La mort de Gustave III ayant décidé l'abbé Vogler à s'éloigner de la Suède, il se rendit en Danemark avec Weber, puis à Hambourg, où les deux amis se séparèrent en 1792. Alors Weber partit pour Berlin, où l'on organisait la troupe de l'Opéra allemand, au théâtre de Kœnigstadt.

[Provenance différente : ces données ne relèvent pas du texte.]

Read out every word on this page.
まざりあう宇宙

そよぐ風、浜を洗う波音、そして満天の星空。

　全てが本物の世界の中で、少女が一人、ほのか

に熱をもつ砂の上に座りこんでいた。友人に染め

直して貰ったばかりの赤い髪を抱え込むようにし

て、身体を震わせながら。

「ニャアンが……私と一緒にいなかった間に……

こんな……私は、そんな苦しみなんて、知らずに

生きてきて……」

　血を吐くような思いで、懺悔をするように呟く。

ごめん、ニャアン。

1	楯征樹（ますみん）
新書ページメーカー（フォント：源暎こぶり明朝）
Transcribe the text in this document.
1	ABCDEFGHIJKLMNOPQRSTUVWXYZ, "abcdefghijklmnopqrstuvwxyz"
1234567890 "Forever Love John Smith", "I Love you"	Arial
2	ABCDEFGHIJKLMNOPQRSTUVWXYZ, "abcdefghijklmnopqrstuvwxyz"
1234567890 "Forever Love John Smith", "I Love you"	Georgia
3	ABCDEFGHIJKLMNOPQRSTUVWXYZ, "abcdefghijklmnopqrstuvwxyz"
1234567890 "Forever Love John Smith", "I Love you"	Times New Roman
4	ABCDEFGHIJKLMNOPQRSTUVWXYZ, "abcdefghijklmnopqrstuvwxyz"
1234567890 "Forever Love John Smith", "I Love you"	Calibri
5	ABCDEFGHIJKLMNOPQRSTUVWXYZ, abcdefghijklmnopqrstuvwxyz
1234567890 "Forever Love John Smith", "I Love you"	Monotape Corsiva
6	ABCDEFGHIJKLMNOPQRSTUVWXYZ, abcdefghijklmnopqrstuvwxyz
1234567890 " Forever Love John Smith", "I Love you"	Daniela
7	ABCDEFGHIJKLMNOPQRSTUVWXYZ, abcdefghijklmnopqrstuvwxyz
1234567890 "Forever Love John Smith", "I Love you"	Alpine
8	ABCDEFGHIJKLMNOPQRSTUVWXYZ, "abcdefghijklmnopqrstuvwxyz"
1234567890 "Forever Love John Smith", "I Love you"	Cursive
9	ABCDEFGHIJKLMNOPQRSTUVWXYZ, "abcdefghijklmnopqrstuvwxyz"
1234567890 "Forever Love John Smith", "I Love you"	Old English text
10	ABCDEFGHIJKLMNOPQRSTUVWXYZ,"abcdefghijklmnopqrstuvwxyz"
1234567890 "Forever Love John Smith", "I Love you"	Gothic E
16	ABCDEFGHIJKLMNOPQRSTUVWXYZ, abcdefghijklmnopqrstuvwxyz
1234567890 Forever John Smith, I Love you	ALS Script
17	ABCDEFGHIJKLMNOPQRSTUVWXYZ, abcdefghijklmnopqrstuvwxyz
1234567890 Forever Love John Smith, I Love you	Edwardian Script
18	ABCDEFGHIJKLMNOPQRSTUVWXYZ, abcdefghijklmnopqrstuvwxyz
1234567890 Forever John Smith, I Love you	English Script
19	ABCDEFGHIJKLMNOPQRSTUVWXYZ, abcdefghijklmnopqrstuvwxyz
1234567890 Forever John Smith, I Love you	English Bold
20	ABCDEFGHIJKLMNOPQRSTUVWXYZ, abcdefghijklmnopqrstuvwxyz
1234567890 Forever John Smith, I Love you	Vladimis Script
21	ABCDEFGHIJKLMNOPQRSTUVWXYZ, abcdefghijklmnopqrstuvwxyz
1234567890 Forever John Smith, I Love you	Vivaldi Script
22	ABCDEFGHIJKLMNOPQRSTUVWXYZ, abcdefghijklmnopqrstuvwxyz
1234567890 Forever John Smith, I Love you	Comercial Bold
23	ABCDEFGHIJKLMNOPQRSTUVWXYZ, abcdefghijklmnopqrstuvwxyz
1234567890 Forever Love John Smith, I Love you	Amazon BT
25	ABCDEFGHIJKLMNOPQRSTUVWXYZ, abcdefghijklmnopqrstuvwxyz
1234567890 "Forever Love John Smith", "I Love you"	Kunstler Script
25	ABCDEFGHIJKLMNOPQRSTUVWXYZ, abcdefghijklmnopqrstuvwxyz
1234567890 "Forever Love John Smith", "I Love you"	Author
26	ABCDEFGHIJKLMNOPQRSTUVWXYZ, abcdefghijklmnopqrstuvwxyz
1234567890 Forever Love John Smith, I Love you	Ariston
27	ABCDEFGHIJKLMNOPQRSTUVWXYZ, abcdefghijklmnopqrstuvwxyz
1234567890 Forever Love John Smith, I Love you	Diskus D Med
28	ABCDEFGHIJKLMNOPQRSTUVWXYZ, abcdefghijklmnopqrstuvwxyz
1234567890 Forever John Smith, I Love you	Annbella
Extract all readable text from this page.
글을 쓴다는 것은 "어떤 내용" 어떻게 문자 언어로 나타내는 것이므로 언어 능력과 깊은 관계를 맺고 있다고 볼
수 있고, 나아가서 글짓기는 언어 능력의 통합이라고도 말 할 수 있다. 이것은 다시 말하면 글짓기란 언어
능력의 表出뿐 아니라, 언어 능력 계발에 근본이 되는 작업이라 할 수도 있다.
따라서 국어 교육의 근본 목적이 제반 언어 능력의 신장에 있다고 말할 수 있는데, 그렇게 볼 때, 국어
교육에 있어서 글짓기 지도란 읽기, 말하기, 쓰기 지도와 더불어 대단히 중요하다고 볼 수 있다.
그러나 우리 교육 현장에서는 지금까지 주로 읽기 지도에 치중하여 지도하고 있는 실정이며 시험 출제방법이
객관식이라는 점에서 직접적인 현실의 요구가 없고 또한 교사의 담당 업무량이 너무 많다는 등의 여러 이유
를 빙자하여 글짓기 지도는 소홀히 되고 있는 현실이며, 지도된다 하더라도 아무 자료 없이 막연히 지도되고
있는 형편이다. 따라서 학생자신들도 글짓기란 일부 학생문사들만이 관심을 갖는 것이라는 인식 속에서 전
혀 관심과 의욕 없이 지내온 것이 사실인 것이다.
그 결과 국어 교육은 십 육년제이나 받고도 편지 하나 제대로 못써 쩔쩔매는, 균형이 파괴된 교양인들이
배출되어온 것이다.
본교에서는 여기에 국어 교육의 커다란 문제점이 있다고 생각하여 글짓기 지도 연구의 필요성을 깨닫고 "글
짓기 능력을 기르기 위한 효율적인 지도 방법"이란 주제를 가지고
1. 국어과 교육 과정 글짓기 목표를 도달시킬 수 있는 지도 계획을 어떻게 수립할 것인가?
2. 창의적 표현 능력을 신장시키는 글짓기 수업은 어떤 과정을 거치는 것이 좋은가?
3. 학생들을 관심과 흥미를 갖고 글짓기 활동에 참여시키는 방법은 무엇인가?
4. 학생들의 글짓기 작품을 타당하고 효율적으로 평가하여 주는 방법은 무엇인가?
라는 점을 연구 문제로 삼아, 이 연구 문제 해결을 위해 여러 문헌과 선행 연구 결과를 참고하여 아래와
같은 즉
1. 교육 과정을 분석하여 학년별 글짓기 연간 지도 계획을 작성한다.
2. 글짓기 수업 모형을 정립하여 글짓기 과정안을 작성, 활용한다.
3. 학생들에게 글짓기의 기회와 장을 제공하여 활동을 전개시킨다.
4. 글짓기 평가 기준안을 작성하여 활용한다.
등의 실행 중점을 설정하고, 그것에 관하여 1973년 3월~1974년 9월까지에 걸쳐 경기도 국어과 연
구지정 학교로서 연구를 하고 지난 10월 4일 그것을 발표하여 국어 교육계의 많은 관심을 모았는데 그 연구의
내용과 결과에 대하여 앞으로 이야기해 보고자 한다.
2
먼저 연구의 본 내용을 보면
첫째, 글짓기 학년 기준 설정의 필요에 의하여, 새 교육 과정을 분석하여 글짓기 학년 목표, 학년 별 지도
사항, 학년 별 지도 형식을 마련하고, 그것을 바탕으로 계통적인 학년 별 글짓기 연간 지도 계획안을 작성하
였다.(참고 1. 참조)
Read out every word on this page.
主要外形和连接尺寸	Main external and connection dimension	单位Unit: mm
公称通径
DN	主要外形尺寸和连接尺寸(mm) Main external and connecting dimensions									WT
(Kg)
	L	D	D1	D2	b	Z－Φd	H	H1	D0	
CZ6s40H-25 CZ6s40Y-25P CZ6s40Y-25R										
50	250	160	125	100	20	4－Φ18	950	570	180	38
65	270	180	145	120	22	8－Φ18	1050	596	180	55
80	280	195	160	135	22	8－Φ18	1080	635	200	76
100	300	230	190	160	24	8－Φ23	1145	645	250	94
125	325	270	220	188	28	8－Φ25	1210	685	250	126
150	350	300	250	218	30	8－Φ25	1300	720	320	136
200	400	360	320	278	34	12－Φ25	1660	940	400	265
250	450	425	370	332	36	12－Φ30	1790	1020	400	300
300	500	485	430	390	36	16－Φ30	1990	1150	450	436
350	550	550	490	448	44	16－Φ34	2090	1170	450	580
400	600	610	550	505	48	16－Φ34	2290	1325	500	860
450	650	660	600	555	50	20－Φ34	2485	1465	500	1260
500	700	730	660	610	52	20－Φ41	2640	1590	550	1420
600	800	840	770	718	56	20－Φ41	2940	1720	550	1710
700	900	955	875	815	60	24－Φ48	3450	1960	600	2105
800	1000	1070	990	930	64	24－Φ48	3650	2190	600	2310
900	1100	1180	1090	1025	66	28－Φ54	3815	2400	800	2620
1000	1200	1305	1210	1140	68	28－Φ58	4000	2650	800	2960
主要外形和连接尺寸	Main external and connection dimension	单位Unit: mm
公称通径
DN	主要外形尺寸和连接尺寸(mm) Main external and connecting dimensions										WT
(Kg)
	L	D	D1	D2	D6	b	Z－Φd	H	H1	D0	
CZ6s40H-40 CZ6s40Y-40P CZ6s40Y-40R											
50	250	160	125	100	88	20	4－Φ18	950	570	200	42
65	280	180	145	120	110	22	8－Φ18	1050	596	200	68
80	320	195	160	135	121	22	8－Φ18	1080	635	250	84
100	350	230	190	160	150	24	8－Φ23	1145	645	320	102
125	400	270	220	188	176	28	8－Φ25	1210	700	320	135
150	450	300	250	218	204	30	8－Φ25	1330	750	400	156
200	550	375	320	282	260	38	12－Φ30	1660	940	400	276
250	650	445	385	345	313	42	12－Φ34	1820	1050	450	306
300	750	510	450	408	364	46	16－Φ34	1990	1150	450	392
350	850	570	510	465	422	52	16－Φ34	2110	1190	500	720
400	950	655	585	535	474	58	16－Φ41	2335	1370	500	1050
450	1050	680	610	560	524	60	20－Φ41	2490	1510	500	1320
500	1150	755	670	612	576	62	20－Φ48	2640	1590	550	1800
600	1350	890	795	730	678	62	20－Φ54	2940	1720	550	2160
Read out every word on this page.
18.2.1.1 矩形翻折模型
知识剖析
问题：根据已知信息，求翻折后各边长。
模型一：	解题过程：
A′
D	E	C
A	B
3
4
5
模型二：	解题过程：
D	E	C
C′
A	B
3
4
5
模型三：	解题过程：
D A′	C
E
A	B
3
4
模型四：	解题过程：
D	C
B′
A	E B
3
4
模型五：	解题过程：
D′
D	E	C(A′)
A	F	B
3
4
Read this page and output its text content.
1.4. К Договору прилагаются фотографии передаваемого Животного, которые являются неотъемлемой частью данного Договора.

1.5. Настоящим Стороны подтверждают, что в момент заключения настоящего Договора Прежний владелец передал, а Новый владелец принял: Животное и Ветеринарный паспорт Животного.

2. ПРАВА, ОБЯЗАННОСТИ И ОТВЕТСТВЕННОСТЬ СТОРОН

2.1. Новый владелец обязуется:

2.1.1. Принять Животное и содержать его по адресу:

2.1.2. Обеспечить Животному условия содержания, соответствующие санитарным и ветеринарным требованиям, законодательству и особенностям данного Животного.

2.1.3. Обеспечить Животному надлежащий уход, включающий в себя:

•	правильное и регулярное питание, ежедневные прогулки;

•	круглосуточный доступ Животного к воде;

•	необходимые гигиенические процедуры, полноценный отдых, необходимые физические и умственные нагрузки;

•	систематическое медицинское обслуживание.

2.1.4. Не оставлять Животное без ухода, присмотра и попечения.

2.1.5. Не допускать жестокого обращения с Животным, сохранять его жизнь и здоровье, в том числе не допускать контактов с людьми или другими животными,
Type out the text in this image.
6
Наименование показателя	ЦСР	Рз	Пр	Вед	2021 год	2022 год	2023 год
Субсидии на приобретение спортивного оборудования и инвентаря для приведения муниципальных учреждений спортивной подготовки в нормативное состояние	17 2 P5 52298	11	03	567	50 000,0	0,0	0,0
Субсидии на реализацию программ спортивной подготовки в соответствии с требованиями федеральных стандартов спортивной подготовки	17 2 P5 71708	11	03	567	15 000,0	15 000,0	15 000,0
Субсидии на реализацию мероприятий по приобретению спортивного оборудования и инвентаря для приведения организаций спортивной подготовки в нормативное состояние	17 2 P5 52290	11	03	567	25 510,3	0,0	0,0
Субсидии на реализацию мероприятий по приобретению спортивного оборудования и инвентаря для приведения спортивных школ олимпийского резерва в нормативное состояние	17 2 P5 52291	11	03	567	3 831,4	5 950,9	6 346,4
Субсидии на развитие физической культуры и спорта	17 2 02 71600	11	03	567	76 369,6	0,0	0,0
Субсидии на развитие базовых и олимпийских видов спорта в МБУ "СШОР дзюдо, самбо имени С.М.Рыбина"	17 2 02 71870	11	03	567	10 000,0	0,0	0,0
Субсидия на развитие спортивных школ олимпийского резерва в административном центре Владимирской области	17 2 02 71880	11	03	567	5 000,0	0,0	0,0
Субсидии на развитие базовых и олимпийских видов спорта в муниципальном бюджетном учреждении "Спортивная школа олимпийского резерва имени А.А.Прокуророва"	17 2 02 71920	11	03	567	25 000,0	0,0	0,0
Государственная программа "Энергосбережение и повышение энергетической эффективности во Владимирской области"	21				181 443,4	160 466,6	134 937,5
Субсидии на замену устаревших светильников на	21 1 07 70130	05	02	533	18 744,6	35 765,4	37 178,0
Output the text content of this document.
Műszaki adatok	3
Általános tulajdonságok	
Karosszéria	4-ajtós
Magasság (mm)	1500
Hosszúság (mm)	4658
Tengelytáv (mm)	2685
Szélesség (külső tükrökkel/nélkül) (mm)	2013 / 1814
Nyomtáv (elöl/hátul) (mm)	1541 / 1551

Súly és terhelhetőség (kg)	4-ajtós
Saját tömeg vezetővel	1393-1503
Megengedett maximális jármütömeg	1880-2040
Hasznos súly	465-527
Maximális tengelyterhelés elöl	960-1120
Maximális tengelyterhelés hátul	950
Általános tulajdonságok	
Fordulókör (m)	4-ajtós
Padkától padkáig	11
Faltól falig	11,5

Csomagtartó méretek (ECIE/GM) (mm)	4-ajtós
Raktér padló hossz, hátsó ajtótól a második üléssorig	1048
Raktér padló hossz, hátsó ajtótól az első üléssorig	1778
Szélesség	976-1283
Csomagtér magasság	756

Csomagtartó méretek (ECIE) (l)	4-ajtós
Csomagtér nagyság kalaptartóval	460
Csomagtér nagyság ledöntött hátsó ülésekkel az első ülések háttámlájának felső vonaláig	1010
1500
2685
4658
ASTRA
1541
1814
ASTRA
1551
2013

Il y obtint la place de second directeur de musique, et fut chargé de parcourir l'Allemagne pour engager les meilleurs chanteurs. Arrivé à Vienne, il s'y lia d'amitié avec Salieri. De retour à Berlin, après avoir rempli sa mission, il écrivit de la musique pour plusieurs grands ouvrages de Schiller et de Gœthe, tels que Guillaume Tell, Jeanne d'Arc, la Mort de Wallenstein el la Fiancée de Messine, ainsi que pour plusieurs ouvrages de Kotzebue. On lui offrit, en 1796, la place de maître de chapelle à Rheinsberg ; mais il n'accepta pas cette position. A cette occasion, son traitement de chef d'orchestre du théâtre Kœnigstadt fut porté à 1,000 thalers. Au mois d'octobre 1803, il fit avec Kolzebue un voyage à Paris. Méhul, qui le vit alors chez Millin, m'a dit quelques années après qu'il lui parut d'humeur assez bourrue, et dominé, comme son compagnon de voyage, par un sentiment d'envie et par l'esprit de dénigrement. De retour à Berlin au commencement de 1804, Weber obtint la place de maître de chapelle du roi de Prusse, avec l'autorisation de conserver la direction de la musique du théâtre de Kœnigstadt. II mourut à Berlin, le 25 mars 1821, à l'âge de cinquante-cinq ans.

Le talent principal de Weber consistait dans la direction des orchestres. Comme compositeur dramatique, il n'a été que l'imitateur servile de Gluck, et n'a montré de génie dans aucun de ses ouvrages. [suit une liste de ses compositions].